As a kid, I had oscars, a gar, and a snakehead over time, so I when I read that tiger barbs were a little nippy, I didn't associate their aggression with that of piranha.

My 29 gal tank had a small school of zebra danios from its cycling days. Four months later, I introduced six tiger barbs. My research indicated the fast swimming danios would be ok with the nippy barbs. I also read that six would be a good number to keep their aggression low.

The morning after introduction, one of my danios was floating headless. A few days later, another is a skeleton. Last night he was ok. Today he's a skeleton. I'm in disbelief. I kept counting fish to make sure it wasn't dead three months and hidden or something. 

Despite having fish as a kid, my skill level is that of beginner now. I'm just really surprised at the aggression of these guys. I feed them twice daily, one crisp per inch of fish, approximately. I've read that it should be enough food for fish to eat in 3 minutes and my barbs finish off their meal in 39 seconds last I timed it. So maybe I'm under-feeding them? But I'm afraid to push it since over-feeding is more dangerous, right? (But maybe not to the danios....)

Jim


----------



## JRMunroe (Feb 13, 2011)

For quite a few years I've had 30-50 Tiger Barbs in a 215 gal planted tank containing angelfish, zebra danios, some tetras, a small discus and maybe some others I can't think of just now. 

None have ever caused trouble. 

Often I forget to feed them for a day or two, with no effect whatsoever.

Tiger Barbs aren't vicious. They play a game where only they know the rules. If they have enough interested buddies to play with, all goes fine. If they don't, they try to play with other kinds of fish (who don't know the rules) and then the trouble starts.

Since I doubt that you can teach the other fish the rules of the Tiger Barb game, simply add more Tiger Barbs, if your tank will hold them.


----------



## automatic-hydromatic (Oct 18, 2010)

JRMunroe said:


> Tiger Barbs aren't vicious. They play a game where only they know the rules. If they have enough interested buddies to play with, all goes fine. If they don't, they try to play with other kinds of fish (who don't know the rules) and then the trouble starts.
> 
> Since I doubt that you can teach the other fish the rules of the Tiger Barb game, simply add more Tiger Barbs, if your tank will hold them.
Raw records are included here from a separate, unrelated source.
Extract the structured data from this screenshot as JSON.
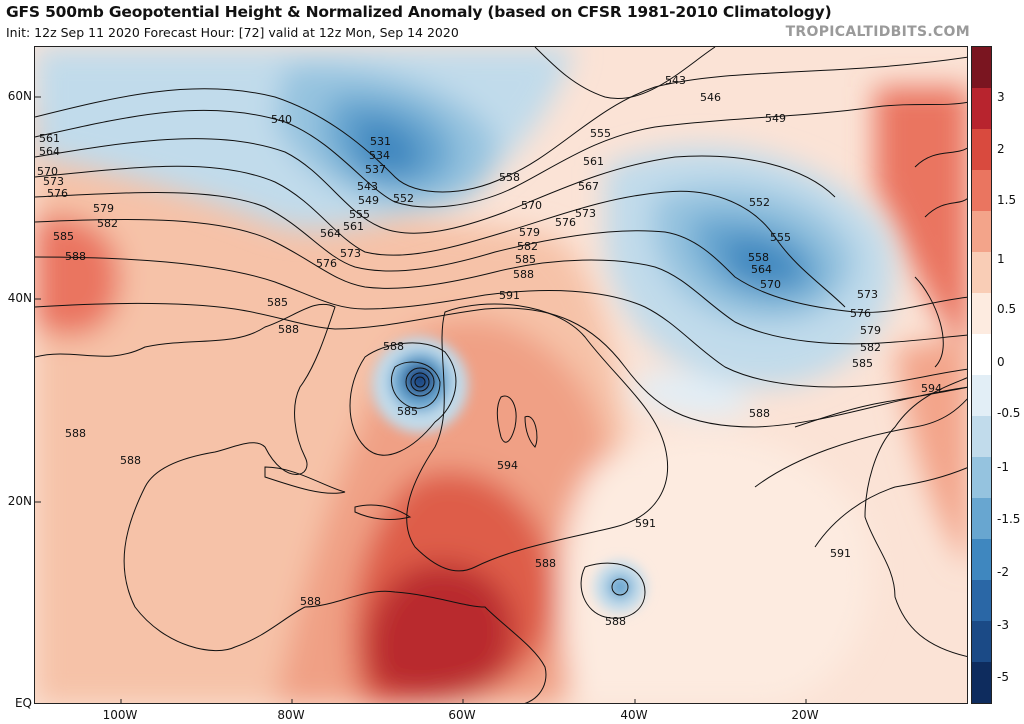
{
  "header": {
    "title": "GFS 500mb Geopotential Height & Normalized Anomaly (based on CFSR 1981-2010 Climatology)",
    "subtitle": "Init: 12z Sep 11 2020   Forecast Hour: [72]   valid at 12z Mon, Sep 14 2020",
    "brand": "TROPICALTIDBITS.COM"
  },
  "map": {
    "lat_labels": [
      "60N",
      "40N",
      "20N",
      "EQ"
    ],
    "lon_labels": [
      "100W",
      "80W",
      "60W",
      "40W",
      "20W"
    ],
    "contour_labels": [
      {
        "text": "543"
      },
      {
        "text": "546"
      },
      {
        "text": "549"
      },
      {
        "text": "540"
      },
      {
        "text": "531"
      },
      {
        "text": "534"
      },
      {
        "text": "537"
      },
      {
        "text": "543"
      },
      {
        "text": "549"
      },
      {
        "text": "552"
      },
      {
        "text": "555"
      },
      {
        "text": "561"
      },
      {
        "text": "564"
      },
      {
        "text": "561"
      },
      {
        "text": "564"
      },
      {
        "text": "570"
      },
      {
        "text": "573"
      },
      {
        "text": "576"
      },
      {
        "text": "579"
      },
      {
        "text": "582"
      },
      {
        "text": "585"
      },
      {
        "text": "588"
      },
      {
        "text": "576"
      },
      {
        "text": "573"
      },
      {
        "text": "555"
      },
      {
        "text": "558"
      },
      {
        "text": "561"
      },
      {
        "text": "567"
      },
      {
        "text": "570"
      },
      {
        "text": "573"
      },
      {
        "text": "576"
      },
      {
        "text": "579"
      },
      {
        "text": "582"
      },
      {
        "text": "585"
      },
      {
        "text": "588"
      },
      {
        "text": "591"
      },
      {
        "text": "552"
      },
      {
        "text": "555"
      },
      {
        "text": "558"
      },
      {
        "text": "564"
      },
      {
        "text": "570"
      },
      {
        "text": "573"
      },
      {
        "text": "576"
      },
      {
        "text": "579"
      },
      {
        "text": "582"
      },
      {
        "text": "585"
      },
      {
        "text": "588"
      },
      {
        "text": "594"
      },
      {
        "text": "585"
      },
      {
        "text": "588"
      },
      {
        "text": "588"
      },
      {
        "text": "585"
      },
      {
        "text": "588"
      },
      {
        "text": "594"
      },
      {
        "text": "588"
      },
      {
        "text": "588"
      },
      {
        "text": "591"
      },
      {
        "text": "591"
      },
      {
        "text": "588"
      },
      {
        "text": "588"
      }
    ]
  },
  "colorbar": {
    "labels": [
      "3",
      "2",
      "1.5",
      "1",
      "0.5",
      "0",
      "-0.5",
      "-1",
      "-1.5",
      "-2",
      "-3",
      "-5"
    ],
    "colors": [
      "#7a1520",
      "#b8242e",
      "#d94a3e",
      "#ea7560",
      "#f3a48a",
      "#f9cdb6",
      "#fdebe0",
      "#ffffff",
      "#e2eef6",
      "#c1dbeb",
      "#95c3df",
      "#68a6d0",
      "#3f87bf",
      "#2a67a6",
      "#1b4a86",
      "#0e2c5e"
    ]
  }
}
that's an interesting way of looking at it  nice explanation!


----------



## snail (Aug 6, 2010)

Have you seen the barbs chasing the danios? Are the other Danios hiding, have torn fins or showing other signs of bullying? Just a thought but adding the 6 tiger barbs may have caused a mini cycle and an ammonia spike the danios may have been weakened from going through the cycle the first time and died as a result of the new ammonia spike.


----------



## majerah1 (Oct 29, 2010)

snail said:


> Just a thought but adding the 6 tiger barbs may have caused a mini cycle and an ammonia spike the danios may have been weakened from going through the cycle the first time and died as a result of the new ammonia spike.


Thats what I was thinking.Never heard of tigers being this aggressive,but they will munch on dead fish.


----------



## SgtStryker0331 (Sep 19, 2010)

snail said:


> Have you seen the barbs chasing the danios? Are the other Danios hiding, have torn fins or showing other signs of bullying? Just a thought but adding the 6 tiger barbs may have caused a mini cycle and an ammonia spike the danios may have been weakened from going through the cycle the first time and died as a result of the new ammonia spike.


Hmm. I'll test the ammonia. Thank you.


----------